Published in final edited form as: Cancer Control. 2014 Oct;21(4):343–349. doi: 10.1177/107327481402100411

Social Determinants of Racial and Ethnic Disparities in Cutaneous Melanoma Outcomes

Valerie M Harvey 1, Hitesh Patel 1, Sophia Sandhu 1, Sherrie Flynt Wallington 1, Ginette Hinds 1
PMCID: PMC4505912  NIHMSID: NIHMS707309  PMID: 25310216

Abstract

Background

This article sought to elucidate how aspects of poverty and culture may contribute to race- and ethnicity-based disparities in cutaneous melanoma outcomes.

Methods

We identified published studies addressing the social determinants of melanoma. Selected review articles included US-based studies comprised of patients representing adults, children, and adolescents.

Results

African Americans and Hispanics diagnosed with cutaneous melanoma are more likely to present with more advanced stages of disease at diagnosis and have higher rates of mortality than their nonminority counterparts. These disparities may be a consequence of economic, social, and cultural barriers such as low income, public forms of health insurance, lower levels of education, lower levels of melanoma awareness and knowledge, and lower rates of participation in melanoma screening. No studies in the literature examined the potential impact of social injustice, English proficiency, immigrant status, and health literacy.

Conclusions

Substantial gaps exist in our knowledge of the pathways linking social determinants and race- and ethnicity-based disparities in melanoma. More studies are warranted to inform the development of effective interventions aimed at narrowing inequities and improving cutaneous melanoma outcomes among minority populations.

Introduction

Cutaneous melanoma is a significant public health concern.
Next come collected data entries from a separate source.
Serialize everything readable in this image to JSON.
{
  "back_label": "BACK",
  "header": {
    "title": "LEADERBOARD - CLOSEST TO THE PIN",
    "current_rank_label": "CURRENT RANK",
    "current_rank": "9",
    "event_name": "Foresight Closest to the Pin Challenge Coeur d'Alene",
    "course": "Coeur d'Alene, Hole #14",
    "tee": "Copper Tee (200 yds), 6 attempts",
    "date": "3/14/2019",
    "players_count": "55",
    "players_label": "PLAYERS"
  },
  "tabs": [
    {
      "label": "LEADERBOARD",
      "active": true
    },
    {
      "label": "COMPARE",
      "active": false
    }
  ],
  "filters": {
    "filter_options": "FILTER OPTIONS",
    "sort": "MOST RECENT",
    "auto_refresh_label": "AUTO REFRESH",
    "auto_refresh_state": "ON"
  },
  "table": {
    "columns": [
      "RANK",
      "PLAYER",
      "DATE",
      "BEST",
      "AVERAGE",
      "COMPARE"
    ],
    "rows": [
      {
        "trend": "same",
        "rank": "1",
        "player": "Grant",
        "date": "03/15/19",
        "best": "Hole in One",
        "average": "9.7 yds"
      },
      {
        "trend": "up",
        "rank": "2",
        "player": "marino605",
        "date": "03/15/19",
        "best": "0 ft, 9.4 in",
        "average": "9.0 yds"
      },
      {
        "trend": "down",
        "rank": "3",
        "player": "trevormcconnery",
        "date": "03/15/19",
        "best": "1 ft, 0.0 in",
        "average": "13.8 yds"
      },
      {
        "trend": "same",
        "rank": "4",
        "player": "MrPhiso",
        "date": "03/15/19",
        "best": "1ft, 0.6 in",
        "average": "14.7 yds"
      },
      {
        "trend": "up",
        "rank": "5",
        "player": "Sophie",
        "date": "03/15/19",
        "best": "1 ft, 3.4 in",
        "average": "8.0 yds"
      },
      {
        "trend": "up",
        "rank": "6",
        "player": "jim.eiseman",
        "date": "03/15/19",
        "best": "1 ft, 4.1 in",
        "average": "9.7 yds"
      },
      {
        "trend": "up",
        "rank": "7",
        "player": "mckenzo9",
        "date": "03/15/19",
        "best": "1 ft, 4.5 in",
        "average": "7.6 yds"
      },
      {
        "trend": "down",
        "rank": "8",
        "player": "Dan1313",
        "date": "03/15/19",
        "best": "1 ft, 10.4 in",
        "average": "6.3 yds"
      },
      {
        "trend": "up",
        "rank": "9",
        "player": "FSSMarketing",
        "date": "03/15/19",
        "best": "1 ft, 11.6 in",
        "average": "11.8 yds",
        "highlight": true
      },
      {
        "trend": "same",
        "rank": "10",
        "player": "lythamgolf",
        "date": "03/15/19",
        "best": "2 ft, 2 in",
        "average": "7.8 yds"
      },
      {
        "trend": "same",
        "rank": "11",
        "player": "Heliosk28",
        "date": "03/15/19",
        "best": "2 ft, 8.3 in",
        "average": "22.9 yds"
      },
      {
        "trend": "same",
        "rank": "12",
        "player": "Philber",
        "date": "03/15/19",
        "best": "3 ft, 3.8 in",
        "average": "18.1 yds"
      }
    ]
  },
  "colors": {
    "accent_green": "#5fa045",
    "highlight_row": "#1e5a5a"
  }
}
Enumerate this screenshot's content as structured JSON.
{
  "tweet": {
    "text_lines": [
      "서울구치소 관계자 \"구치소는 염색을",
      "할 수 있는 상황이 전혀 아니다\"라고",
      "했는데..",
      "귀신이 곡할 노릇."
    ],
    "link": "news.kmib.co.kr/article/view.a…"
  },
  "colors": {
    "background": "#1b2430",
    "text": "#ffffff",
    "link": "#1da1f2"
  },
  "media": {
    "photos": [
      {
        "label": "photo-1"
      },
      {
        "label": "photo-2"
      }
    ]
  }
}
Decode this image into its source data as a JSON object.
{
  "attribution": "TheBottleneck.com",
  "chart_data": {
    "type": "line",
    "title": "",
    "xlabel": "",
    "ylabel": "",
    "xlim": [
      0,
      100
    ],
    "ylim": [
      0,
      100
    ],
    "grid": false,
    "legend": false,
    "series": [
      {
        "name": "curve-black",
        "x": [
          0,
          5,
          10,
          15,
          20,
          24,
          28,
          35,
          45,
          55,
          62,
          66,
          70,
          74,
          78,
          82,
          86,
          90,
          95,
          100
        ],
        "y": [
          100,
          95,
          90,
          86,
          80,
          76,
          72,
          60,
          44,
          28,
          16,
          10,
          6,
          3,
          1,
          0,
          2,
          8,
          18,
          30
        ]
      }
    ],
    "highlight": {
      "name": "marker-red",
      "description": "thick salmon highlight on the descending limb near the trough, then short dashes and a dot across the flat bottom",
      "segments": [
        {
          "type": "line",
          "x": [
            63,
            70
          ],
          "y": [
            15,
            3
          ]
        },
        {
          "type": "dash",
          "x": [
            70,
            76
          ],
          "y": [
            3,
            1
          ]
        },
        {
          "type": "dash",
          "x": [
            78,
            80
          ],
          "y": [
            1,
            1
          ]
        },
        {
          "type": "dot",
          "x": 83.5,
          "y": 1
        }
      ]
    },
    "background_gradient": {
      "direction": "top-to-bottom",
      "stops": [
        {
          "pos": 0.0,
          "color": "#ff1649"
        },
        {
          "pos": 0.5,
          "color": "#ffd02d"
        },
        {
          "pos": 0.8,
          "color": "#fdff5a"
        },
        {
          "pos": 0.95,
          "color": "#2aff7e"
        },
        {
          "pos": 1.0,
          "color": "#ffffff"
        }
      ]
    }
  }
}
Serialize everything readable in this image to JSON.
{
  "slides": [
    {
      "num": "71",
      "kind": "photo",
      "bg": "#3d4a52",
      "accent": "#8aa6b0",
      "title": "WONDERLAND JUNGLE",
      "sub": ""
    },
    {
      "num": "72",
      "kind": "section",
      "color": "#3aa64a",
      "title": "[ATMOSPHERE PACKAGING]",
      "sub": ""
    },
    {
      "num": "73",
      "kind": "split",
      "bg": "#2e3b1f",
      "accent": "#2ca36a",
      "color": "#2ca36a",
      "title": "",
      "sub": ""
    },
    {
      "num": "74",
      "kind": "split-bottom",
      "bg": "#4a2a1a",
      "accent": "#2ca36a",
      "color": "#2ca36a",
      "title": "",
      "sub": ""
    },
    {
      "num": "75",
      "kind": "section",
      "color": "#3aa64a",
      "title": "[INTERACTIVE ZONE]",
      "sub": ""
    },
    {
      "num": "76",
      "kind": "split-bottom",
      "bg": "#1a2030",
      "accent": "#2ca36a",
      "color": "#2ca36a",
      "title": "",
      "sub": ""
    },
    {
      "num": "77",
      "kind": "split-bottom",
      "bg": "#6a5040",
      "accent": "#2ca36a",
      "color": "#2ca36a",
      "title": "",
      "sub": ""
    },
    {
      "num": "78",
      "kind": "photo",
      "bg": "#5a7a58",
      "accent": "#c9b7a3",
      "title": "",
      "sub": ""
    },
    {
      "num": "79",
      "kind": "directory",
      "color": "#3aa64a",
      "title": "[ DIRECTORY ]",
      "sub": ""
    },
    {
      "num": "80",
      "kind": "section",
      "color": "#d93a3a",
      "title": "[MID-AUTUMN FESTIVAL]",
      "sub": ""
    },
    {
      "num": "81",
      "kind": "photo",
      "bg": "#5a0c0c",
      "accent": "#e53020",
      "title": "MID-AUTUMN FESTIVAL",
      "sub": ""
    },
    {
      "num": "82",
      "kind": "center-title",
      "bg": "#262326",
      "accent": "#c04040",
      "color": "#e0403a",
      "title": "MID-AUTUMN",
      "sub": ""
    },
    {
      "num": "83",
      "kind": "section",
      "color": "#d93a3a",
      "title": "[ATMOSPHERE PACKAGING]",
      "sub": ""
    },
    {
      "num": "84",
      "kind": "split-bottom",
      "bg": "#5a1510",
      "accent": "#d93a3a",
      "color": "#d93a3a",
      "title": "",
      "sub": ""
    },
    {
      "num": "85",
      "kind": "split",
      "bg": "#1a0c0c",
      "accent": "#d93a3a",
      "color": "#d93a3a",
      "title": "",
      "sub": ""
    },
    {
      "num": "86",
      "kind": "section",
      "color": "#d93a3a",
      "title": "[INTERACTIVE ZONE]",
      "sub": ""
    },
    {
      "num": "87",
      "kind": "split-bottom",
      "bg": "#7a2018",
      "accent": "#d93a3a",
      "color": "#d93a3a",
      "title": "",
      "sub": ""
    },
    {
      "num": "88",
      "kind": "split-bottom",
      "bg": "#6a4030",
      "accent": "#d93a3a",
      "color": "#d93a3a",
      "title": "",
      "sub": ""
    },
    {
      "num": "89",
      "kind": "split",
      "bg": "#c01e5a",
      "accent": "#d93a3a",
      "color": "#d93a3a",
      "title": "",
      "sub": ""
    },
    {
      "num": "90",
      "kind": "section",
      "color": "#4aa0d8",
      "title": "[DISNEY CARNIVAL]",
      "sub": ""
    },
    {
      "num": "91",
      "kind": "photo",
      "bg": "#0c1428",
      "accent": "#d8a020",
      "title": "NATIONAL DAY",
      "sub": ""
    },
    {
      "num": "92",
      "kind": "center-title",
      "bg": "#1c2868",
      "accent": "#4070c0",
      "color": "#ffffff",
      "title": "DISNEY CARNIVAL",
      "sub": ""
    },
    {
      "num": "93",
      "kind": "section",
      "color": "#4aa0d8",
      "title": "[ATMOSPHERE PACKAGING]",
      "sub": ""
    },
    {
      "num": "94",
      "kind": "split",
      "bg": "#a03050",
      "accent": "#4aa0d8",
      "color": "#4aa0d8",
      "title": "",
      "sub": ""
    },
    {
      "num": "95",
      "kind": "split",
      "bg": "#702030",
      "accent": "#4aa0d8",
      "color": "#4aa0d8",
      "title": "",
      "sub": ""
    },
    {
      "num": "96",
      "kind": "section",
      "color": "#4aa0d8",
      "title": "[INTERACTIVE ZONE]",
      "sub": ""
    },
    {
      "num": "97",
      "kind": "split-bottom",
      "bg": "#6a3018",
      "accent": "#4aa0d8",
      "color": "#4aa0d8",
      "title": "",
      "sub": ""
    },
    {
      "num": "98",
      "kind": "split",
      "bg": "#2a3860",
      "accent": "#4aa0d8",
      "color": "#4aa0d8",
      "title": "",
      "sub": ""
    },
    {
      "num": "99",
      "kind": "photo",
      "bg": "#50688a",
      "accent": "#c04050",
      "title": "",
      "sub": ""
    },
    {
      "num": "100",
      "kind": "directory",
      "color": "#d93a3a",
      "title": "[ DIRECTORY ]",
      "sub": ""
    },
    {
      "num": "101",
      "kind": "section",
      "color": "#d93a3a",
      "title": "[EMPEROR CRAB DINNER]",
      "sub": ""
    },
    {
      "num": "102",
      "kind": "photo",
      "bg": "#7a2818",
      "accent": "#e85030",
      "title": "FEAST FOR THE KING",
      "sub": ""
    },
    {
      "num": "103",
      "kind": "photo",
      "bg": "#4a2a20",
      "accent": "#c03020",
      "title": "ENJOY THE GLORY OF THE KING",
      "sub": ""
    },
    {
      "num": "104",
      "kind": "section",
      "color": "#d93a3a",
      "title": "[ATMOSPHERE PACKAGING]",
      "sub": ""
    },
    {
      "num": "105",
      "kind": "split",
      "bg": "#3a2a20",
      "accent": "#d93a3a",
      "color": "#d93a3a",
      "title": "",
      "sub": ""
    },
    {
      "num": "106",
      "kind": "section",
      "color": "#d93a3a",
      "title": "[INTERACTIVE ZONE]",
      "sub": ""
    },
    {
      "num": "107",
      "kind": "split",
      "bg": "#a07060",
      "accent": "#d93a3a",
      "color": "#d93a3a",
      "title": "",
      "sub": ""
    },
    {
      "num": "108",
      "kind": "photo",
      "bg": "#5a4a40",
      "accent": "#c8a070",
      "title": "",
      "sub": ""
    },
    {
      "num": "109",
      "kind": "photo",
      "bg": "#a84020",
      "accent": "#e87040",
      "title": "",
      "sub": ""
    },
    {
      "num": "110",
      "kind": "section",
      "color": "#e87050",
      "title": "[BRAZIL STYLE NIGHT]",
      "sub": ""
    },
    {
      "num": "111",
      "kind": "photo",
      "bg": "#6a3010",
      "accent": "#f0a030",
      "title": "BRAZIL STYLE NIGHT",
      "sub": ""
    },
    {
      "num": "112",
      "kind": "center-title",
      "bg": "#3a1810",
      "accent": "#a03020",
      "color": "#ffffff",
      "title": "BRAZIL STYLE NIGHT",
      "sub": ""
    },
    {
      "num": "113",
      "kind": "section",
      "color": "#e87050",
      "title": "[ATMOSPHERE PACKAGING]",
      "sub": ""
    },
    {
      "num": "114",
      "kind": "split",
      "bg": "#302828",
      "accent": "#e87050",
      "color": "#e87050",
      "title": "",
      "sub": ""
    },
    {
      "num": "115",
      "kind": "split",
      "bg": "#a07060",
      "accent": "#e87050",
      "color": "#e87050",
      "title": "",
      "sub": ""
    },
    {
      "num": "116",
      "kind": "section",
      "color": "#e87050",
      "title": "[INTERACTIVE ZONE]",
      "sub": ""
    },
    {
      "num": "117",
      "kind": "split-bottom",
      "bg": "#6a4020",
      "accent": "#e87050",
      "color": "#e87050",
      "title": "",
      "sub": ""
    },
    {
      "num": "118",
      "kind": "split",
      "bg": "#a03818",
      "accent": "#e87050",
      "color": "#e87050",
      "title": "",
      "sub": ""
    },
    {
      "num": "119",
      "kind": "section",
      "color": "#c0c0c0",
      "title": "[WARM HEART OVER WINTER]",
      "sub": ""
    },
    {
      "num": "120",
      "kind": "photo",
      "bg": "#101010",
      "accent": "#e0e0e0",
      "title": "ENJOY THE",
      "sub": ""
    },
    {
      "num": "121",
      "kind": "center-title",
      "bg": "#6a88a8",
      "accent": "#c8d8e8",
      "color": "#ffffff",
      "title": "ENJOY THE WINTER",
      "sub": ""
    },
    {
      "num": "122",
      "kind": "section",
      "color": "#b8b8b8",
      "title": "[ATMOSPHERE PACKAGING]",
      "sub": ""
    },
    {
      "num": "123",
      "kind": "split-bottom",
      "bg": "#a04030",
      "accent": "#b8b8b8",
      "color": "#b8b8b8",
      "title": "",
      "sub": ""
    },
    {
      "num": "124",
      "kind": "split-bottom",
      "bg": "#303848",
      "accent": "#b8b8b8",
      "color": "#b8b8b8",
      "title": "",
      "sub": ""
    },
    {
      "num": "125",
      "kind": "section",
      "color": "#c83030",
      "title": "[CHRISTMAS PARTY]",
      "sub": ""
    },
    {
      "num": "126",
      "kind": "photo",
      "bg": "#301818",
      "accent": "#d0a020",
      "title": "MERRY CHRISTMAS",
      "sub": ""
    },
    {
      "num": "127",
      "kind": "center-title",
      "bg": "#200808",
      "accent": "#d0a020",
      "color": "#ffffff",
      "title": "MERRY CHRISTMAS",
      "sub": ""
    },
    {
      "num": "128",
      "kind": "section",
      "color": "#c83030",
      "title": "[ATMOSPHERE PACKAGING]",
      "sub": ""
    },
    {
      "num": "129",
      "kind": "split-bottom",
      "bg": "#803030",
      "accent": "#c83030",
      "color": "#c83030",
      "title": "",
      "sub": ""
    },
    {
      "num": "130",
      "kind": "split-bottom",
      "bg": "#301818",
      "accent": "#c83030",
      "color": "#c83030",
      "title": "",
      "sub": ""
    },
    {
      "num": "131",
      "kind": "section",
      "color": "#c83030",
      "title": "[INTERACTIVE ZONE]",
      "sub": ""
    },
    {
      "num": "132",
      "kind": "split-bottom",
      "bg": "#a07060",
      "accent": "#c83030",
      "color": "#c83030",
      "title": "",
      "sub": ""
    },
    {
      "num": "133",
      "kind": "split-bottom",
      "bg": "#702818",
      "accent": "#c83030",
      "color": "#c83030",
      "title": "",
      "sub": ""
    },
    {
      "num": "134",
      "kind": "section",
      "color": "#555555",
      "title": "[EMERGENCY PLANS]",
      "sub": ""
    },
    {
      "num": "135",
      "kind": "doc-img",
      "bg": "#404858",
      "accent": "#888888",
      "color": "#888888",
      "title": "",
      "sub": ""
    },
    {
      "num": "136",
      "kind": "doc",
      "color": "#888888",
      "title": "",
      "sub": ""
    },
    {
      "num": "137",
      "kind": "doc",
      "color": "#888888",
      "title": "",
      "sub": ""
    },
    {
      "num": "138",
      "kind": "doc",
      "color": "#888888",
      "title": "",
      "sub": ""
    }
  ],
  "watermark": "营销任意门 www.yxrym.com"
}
In 2013, 76,690 incident cases and 9,480 deaths occurred from cutaneous melanoma in the United States alone.1 The poor prognosis and limited treatment options of advanced-stage disease make early detection and diagnosis critical. Although the incidence of cutaneous melanoma is greatest in Caucasians,2 most studies have shown that racial and ethnic minorities diagnosed with cutaneous melanoma are more likely to experience worse cutaneous melanoma outcomes.27

Surveillance, Epidemiology, and End Results data reveal that Hispanics, African Americans, American Indians, and Asians diagnosed with cutaneous melanoma are more likely to present with advanced (regional and metastatic) cutaneous melanoma than Caucasians.3,4,812 Moreover, while the proportions of local stage or in situ cutaneous melanomas have increased among Caucasians, an opposing trend has been observed among Hispanic men living in California who present with thicker primary tumors at diagnosis.4 Evidence also suggests variability in the quality of care received by minority patients with cutaneous melanoma. A Surveillance, Epidemiology, and End Results–based study found that blacks were less likely than Caucasians to receive surgical treatment for melanoma,13 and those who underwent surgery experienced shorter survival time than other races.13

After accounting for demographical and clinical characteristics, minorities have an approximate two- to three-fold greater risk of melanoma-specific mortality than their nonminority counterparts.14 In African Americans, differences in mortality rates persist even after stage at diagnosis is considered.2 Although biological factors may account for some of these differences (cutaneous melanomas in minorities tend to occur at unusual anatomical sites and may be of more aggressive histological subtypes), the underlying mechanisms of these disparities remain unclear.2

Theoretical Framework

Freeman’s health disparities cancer model provides a framework for organizing racial and ethnic disparities in cancer research (Fig).15,16 The model is based on the premise that social setting contributes to disease outcome and considers 3 major variables, ie, poverty, culture, and social justice, and posits an important connection between the social determinants of health and health inequities.16,17 Numerous studies have helped to further elucidate this connection to determine how individual health outcomes are shaped by individual motivation and higher-level social and structural forces (ie, social determinants of health).1825 The model developed by Freeman and Chu16 suggests that many of the factors related to the successful acquisition of cancer prevention, control, and treatment are shaped and influenced by socially determined elements, including cultural and economic factors, social support networks, the physical and social environment, access to health care services, and social and health policies.2124

Fig.

Fig

Modified model of theoretical framework. From Freeman HP, Chu KC. Determinants of cancer disparities: barriers to cancer screening, diagnosis, and treatment. Surg Oncol Clin N Am. 2005;14(4):655–669. © 2005 Reprinted with permission from Elsevier.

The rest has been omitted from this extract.